No sabía qué decir. Estaba sorprendido y tan sólo acerté a balbucear –Estoy interesado en su coche….

-          Déjese de tonterías, me contestó, está usted interesado en mi dinero, como muchos otros. Pero yo se defenderme y tengo  quien me ayuda.

Y con estas palabras se puso a tocar una campanilla que llevaba en la mano, mientras que con la otra sacaba un pollo entero del saco que tenía al lado.

-          ¡General Lee, General Stuart!  -gritaba como si llamara a sus gatos y a la vez echaba pollos al cenagoso riachuelo que corría a sus pies. –Mirar lo que os ha traído mami, un hombre malo que quería hacernos daño, como el otro.

Un fuerte chapoteo me hizo enfocar la linterna al agua, y casi se me salen los ojos de las órbitas al ver un gigantesco caimán arrastrándose hacia la orilla.

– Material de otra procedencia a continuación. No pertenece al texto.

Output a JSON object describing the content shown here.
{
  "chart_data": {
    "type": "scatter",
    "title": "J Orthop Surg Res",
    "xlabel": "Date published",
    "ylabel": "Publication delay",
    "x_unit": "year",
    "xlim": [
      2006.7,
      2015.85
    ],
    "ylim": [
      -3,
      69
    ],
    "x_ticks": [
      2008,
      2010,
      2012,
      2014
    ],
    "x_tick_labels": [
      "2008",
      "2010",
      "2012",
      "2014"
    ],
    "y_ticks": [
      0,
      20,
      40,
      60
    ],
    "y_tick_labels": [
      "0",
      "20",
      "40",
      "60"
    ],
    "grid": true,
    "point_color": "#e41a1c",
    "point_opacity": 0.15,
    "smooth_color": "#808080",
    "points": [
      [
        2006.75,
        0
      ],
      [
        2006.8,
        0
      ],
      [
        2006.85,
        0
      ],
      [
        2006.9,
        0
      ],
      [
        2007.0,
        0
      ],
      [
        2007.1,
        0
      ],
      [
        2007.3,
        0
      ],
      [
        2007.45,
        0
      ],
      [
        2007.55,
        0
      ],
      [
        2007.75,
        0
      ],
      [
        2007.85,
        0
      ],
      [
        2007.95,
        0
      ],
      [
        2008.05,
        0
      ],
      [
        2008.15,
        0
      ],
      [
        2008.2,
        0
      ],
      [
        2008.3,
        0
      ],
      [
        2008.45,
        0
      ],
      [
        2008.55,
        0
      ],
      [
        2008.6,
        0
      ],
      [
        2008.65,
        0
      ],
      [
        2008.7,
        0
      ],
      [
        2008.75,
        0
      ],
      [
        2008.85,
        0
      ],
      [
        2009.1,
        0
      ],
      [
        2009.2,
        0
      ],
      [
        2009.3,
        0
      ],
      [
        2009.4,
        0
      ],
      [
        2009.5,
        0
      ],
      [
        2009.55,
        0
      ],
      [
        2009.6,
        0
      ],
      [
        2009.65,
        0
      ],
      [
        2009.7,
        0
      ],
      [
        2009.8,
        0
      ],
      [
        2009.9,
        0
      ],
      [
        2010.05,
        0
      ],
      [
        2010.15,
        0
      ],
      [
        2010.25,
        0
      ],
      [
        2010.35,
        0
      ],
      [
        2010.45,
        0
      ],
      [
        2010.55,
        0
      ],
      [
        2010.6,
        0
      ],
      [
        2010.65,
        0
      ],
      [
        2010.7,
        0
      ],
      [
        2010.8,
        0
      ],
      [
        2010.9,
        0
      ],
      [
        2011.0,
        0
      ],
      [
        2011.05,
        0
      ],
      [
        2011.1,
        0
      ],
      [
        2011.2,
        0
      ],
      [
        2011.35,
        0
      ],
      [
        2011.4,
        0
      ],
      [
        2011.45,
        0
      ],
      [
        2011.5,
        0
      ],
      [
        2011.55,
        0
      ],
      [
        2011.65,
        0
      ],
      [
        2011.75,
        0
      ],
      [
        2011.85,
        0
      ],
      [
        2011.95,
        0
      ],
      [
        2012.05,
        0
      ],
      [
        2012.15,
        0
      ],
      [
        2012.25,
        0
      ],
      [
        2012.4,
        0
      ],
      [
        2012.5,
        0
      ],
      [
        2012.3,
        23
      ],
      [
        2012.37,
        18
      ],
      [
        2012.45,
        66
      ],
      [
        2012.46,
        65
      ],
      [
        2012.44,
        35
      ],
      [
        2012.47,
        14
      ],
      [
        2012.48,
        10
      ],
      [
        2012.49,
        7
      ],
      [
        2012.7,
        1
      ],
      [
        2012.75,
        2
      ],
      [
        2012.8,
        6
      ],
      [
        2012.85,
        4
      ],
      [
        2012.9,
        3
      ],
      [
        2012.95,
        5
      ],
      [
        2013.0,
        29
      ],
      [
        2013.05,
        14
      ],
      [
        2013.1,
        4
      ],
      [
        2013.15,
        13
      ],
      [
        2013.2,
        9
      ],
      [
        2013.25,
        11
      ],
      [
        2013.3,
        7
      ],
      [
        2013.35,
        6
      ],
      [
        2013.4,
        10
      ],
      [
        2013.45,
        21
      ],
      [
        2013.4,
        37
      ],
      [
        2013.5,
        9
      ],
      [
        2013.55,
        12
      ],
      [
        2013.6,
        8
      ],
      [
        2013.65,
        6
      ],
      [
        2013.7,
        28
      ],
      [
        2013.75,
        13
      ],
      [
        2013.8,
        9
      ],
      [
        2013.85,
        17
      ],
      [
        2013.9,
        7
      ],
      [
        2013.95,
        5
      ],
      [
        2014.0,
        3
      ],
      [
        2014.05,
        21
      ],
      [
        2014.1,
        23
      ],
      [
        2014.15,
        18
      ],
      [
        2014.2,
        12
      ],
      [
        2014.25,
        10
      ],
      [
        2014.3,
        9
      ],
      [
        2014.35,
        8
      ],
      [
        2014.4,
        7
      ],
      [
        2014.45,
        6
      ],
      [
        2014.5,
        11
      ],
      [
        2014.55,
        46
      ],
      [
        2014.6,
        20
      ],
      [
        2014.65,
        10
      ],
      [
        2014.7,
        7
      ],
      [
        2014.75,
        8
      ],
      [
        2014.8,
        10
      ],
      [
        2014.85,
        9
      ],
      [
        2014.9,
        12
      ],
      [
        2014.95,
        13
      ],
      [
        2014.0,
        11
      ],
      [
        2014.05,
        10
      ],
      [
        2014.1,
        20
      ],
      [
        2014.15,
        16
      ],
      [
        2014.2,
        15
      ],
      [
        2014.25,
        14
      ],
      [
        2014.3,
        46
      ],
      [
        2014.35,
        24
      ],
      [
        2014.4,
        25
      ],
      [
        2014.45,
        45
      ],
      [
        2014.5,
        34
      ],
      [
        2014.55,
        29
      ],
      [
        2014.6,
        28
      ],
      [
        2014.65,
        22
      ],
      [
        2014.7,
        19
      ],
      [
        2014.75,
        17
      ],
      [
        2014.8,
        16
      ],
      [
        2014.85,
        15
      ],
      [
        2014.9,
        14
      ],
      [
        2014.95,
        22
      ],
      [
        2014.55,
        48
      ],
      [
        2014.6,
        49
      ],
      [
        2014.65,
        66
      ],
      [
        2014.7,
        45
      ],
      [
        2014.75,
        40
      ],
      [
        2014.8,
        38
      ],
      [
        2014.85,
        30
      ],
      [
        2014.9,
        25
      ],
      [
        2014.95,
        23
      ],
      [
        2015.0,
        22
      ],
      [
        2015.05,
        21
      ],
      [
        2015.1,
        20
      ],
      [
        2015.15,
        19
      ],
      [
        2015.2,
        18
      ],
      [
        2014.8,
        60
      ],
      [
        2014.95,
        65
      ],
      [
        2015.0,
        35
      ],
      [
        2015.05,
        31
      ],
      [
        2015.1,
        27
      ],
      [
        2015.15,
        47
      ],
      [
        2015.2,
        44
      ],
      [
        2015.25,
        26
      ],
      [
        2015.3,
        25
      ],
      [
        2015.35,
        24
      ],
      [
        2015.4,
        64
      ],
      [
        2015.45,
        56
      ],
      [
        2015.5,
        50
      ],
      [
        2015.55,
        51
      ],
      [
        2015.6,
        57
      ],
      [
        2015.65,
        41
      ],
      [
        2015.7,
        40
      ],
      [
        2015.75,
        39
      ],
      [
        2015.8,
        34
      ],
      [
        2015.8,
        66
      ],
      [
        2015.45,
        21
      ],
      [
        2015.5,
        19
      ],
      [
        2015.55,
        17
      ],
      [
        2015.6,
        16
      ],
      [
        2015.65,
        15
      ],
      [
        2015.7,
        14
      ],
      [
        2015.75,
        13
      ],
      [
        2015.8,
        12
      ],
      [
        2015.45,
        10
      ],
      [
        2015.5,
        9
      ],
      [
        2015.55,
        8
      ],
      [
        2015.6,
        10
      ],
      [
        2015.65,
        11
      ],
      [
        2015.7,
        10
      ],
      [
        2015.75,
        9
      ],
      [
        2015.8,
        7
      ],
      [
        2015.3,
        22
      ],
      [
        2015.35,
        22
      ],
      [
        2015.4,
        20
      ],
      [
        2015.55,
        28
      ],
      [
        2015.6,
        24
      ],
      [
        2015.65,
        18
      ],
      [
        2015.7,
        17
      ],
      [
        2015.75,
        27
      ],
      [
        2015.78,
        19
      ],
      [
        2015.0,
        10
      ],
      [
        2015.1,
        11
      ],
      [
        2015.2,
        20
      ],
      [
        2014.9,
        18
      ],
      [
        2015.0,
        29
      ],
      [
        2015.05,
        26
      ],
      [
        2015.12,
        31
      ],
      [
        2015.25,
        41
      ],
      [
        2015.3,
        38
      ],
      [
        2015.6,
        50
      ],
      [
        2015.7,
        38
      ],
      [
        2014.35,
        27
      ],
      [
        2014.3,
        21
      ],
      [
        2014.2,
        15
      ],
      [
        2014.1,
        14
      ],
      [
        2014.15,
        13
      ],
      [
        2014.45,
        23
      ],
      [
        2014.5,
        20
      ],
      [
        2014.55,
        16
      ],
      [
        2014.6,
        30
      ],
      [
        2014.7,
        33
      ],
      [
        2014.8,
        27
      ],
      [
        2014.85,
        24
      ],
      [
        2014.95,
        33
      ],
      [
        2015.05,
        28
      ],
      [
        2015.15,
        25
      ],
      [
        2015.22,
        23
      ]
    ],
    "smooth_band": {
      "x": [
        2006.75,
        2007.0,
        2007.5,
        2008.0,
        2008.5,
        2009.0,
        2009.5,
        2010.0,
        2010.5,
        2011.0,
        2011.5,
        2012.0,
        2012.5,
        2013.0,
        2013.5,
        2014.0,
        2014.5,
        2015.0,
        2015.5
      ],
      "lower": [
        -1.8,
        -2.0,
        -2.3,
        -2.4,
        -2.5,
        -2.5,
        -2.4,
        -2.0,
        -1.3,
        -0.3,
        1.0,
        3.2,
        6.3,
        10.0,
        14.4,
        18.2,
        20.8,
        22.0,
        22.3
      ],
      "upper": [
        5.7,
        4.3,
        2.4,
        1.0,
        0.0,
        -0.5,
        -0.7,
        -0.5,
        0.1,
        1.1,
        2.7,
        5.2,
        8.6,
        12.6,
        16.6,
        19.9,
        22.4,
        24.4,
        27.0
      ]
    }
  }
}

-          Es el General Lee, el preferido de mi padre. Lleva con nosotros más de cincuenta años ¿sabe? No hay como darles cariño y comida para que te quieran. Mire por allí llega Stuart…y seguro que los otros van a llegar en breve. Le deseo una buena noche y me voy, que tengo que prepararme una tortillita para cenar.

Y con éstas palabras se dio la vuelta y cerrando la puerta desapareció de mi vista, todo quedó oscuro.  Un ruido detrás de mí me hizo dar un brinco y se me cayó la linterna al suelo.